You mean cousin sharing, right? Presumably the direct siblings can still share styles with each other.

> Another thing that is going on is that any time we have a "parent" miss we
> clear the cache.  I don't really see how we can end up with any cousin
> sharing as a result...

Because the 'parent' check will also succeed if the parents shared styles, right? Or is the problem that this only allows sharing between directly adjacent cousins? I guess that makes sense, and we should try to get wider sharing. In that case, we should probably change to tagging the cache at given DOM depth, and clearing it when the depth changes (we know this already in the PerLevelTraversalData).

> 
> If I do the following:
> 
> 1)  Bump the cache size to 50
> 2)  Disable the "clear on parent failure" bit, and also disable the "stop
> trying on parent mismatch" bit.
> 3)  Manually disable the "don't share if the ids are different" bit.
> 
> then I end up with 14k ComputedValues instead of 22k.  Given that 9200 or so
> are for pseudos, that's a pretty decent drop.  Note that I haven't measured
> the performance impact of doing so many more revalidations.
> 
> If I leave the cache size at 8 but make the other two changes (note that
> this is not going to let us effective share across the many identical-ish
> 12-element subtrees in the footnotes), then we get 19k ComputedValues
> instead of 14k....

Would be good to know the spectrum of the cache size tradeoff. What do 16 and 32 look like?

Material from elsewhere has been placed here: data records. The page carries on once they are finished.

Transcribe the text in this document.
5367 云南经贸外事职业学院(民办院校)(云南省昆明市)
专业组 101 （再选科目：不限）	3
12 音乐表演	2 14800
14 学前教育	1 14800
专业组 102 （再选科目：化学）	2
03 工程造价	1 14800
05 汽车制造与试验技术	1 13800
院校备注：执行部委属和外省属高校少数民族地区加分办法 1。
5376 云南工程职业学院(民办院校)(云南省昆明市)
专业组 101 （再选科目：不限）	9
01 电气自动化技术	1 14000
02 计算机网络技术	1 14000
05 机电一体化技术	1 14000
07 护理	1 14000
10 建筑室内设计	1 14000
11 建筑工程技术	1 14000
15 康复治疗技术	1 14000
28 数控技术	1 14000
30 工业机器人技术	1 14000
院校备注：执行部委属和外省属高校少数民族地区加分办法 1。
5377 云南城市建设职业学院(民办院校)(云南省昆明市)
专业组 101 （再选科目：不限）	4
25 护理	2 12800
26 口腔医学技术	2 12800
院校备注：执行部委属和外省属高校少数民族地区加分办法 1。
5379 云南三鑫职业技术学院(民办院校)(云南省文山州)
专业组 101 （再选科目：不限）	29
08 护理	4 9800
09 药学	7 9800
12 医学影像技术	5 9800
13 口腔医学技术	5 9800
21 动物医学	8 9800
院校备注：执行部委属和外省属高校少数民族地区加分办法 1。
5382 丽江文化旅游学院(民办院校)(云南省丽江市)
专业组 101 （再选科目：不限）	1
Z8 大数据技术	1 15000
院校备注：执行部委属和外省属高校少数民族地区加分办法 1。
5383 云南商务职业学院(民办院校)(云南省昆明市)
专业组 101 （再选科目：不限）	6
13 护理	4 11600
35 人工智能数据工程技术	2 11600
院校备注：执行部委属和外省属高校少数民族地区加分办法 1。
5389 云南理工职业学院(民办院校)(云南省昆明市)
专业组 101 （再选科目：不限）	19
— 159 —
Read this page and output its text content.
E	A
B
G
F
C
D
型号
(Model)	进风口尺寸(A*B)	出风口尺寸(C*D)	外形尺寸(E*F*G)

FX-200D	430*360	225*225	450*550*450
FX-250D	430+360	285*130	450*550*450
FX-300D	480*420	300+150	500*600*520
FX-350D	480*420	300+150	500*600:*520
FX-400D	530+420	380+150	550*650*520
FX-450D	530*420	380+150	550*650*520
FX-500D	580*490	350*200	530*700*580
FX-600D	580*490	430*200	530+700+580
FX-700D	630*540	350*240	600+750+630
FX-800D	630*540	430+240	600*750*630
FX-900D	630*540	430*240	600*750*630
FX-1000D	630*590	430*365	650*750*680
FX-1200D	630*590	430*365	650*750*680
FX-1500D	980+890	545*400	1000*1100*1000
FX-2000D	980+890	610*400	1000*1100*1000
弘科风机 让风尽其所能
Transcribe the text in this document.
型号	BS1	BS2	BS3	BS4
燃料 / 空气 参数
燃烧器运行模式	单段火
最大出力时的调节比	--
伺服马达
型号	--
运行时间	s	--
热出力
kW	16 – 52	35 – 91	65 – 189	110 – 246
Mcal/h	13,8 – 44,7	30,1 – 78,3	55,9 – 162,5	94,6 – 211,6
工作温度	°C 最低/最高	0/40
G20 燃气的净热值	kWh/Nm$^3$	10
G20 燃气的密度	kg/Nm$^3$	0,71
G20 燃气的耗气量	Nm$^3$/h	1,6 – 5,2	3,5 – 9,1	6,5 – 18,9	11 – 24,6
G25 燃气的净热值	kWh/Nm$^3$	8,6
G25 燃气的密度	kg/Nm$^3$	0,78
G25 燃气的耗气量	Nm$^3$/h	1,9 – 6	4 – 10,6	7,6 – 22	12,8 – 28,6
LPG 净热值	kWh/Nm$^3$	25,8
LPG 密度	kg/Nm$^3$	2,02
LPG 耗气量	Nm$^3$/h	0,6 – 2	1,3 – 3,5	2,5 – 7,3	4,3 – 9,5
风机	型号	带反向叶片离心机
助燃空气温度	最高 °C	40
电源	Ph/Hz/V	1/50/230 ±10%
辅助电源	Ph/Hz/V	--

Note that it would also be interesting to measure parallel vs sequential. With parallel the style sharing is going to be less exact, which could hurt us with cousin sharing, or maybe it wouldn't be that bad, especially with work stealing locality. Worth measuring.

Finally, I'd be very interested in the impact on performance in addition to memory. The revalidation selectors mean it isn't a guaranteed win, but my intuition is that it's probably worth it to have a bigger cache and share more.
(In reply to Bobby Holley (:bholley) (busy with Stylo) from comment #9)
> This is really excellent analysis - thank you for looking into it!
> 
> (In reply to Boris Zbarsky [:bz] (work week until 5/26) (if a patch has no
> decent message, automatic r-) from comment #7)
> > I tried poking at this a bit more.
> > 
> > One thing going on with this page is we have 1189 elements with an id. 
> > Specifically, there are are two elements with ids for every footnote (the
> > footnote itself, and the link to it), and almost 500 footnotes.  These ids
> > are used for linking, not styling, but we ban all these elements from
> > sharing styles anyway.
> 
> Hm, interesting. Here's an idea - how about we allow style sharing for
> elements _if_ the id rulehash has no entries for that id? That should be
> quick to check, and would likely make a difference here.

Note that in particular, this preserves the property described at [1]. If we stopped preserving that property, we would need more complexity to deal with that.

[1] http://searchfox.org/mozilla-central/rev/a14524a72de6f4ff738a5e784970f0730cea03d8/servo/components/style/stylist.rs#1006
> Here's an idea - how about we allow style sharing for elements _if_ the id rulehash has no entries for that id?

That seems plausible.  I'll try it out.

> You mean cousin sharing, right? Presumably the direct siblings can still share styles with each other.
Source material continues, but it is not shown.